This project allows users to explore Star Wars data from swapi in a meaningful way.
- Python 3.6+
Clone the repository:
git clone https://github.com/potasiak/starwars.git && cd starwars
Create a virtual environment (whichever you like the most, I like
virtualenvwrapper
):
mkvirtualenv -p "$(which python3)" starwars-client
Install requirements:
pip install -r requirements.txt
Run migrations:
python manage.py migrate
Run a development server:
python manage.py runserver
The website should be available at localhost:8000.
I like to use pytest
due to its simplicity.
pytest
You can also run tests with coverage:
pytest --cov=starwars
Key | Description |
---|---|
DATASET_FETCH_URL |
Initial URL to fetch first page of people from. |
DATASET_DEFAULT_PER_PAGE |
Number of rows displayed per page. |
I described what you can do in the application in case anyone needs it.
If you're more interested in possible further improvements in the application, scroll down.
The index page contains a list of downloaded datasets. You can download a dataset by clicking the "Fetch dataset" button.
Each dataset can be opened for exploration.
When clicking the "Fetch dataset" button, a new dataset is downloaded and saved in the system. It might take couple seconds, as it's implemented directly in the view.
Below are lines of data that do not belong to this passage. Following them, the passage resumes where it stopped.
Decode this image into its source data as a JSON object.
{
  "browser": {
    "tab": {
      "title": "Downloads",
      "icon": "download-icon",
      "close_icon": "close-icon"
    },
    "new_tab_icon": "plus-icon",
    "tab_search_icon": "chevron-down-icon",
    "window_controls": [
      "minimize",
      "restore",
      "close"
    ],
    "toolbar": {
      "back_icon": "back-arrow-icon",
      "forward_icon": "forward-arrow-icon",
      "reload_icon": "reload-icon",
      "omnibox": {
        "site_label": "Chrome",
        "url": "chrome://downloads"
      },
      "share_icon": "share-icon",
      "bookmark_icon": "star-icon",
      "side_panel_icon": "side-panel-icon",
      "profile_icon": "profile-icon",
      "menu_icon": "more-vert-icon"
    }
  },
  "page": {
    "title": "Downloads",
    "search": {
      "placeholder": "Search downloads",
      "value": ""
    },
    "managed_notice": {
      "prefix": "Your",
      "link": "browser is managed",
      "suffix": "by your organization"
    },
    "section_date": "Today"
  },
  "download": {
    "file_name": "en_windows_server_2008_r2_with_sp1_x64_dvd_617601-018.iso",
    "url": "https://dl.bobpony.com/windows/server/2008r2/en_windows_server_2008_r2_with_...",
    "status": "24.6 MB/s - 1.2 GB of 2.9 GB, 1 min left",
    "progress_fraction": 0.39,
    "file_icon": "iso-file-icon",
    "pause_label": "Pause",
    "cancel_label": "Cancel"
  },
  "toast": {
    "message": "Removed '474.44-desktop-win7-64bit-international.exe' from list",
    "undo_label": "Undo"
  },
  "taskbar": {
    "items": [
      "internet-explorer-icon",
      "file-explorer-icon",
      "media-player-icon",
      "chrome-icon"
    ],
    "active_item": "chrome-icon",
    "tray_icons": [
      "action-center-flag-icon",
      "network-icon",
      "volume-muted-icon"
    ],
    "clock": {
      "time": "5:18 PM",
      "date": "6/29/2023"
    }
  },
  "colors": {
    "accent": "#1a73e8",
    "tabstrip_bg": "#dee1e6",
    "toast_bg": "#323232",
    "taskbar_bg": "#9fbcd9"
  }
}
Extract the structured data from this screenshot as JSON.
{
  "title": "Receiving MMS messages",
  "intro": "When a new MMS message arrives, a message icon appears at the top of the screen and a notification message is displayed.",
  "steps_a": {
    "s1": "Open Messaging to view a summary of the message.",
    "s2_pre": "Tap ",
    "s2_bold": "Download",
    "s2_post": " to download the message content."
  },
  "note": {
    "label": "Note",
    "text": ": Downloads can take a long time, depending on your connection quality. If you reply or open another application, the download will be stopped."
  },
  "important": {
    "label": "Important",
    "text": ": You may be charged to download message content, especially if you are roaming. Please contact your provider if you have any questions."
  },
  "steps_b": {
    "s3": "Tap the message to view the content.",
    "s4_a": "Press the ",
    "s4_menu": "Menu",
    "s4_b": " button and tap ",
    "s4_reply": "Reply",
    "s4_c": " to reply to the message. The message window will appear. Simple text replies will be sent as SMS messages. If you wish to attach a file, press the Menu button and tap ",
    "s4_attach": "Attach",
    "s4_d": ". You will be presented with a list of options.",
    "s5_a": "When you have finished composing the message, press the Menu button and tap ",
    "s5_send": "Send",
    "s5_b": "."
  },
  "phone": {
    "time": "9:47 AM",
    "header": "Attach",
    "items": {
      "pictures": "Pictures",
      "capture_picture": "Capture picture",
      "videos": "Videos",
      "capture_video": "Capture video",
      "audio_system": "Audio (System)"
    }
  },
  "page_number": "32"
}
Data from the API is fetched lazily as petl
iterates over it, so memory should
not be an issue - garbage collector should manage to handle it.
You will get a message about successful (or failed) download with a link to the dataset's details, and a total time it took to fetch it.
When you open a dataset, you will see its UUID, date when it was fetched and its data.
The "Count values by" row lets you select columns to count values for. It results in aggregation of all data in the dataset by the selected columns. The buttons are toggleable.
The data table contains all the data from the dataset or its aggregations. You can sort it by a selected column. Click once for ascending sort and twice for descending sort.
Below the table there is a "Show more" button. Click it to reveal more data. It will show 10 more rows each time you click on it.
The application is obviously very far from ideal, but the implementation is rather good-enough for its purpose. There is a lot of space for improvements:
-
Instead of downloading data directly in a view, it should be done concurrently. The bare minimum for that purpose would be use of asyncio to improve CPU utilization on I/O-bound operations (since
requests
is used, it might be a good idea to usegrequests
orrequests-futures
). Ideally, it should be also moved to an external worker through a message queue. Celery would be a good choice for that purpose. -
On loading the data from the CSV files, it would also be a good idea to use asyncio. Without it, when many users would try to explore the same dataset, they might except high latency due to CPU waiting for I/O-bound operations.
-
There could be more thorough tests. Current test coverage is 78%. The views are not tested at all, and other functions are tested only for basic cases. Because of a limited time, it could not be done better.
-
It's hard to decide on system's architecture when it's purpose is not clear. Obviously, it's just a sample application, so there was nothing I could've done. The functions are scattered around the code base in a somewhat coherent structure, just like in most of Django boilerplate applications. Complex applications for commercial use should not be done in this manner unless the timeline is really tight, or the application is supposed to be short-lived.
-
It's my first time using petl, so I might have not used it in the best possible way. The result you see is what I figured out should be done based on the official documentation, and I'm quite satisfied with the result. Tried my best to separate ETL stages to make them independent of each other.
-
There should be better handling of exceptions. For example, in the
fetch
view I'm catchingException
which is not a good practice, especially since I put exception messages in the response (it's a security issue). Better exception handling would require more thorough tests (see #1) to discover as many exceptions as possible. Each exception might need to be handled differently, and should give the user an information about what happened in a way they would understand (without technical details and potentially sensitive information). -
The CSV files could be stored in an external storage, like AWS S3. Storing files on the same machine that runs the application (especially when it's dockerized or in any other way temporary) is not a good idea. It would obviously increase the read time due to network latency, but given the application would also run in the same AWS region, on the same VPC, it wouldn't be noticeable for users.
-
Before the application would be ready for production, the settings should be carefully crafted to ensure maximum security. The project uses the standard Django settings, split into development and testing.
Other things that should be done in (almost) every commercial project:
- containerization (e.g. Docker + docker-compose)
- CI/CD pipelines that at least test the application before merging any changes
- infrastructure (IaaC would be best - Ansible, Terraform, Packer, etc.):
- virtual machine images or ECS / EKS configuration
- HTTP server configuration (e.g. nginx + gunicorn) + high-availability (e.g. HAProxy)
- database configuration (e.g. MongoDB or PostgreSQL)
- other cloud-related operations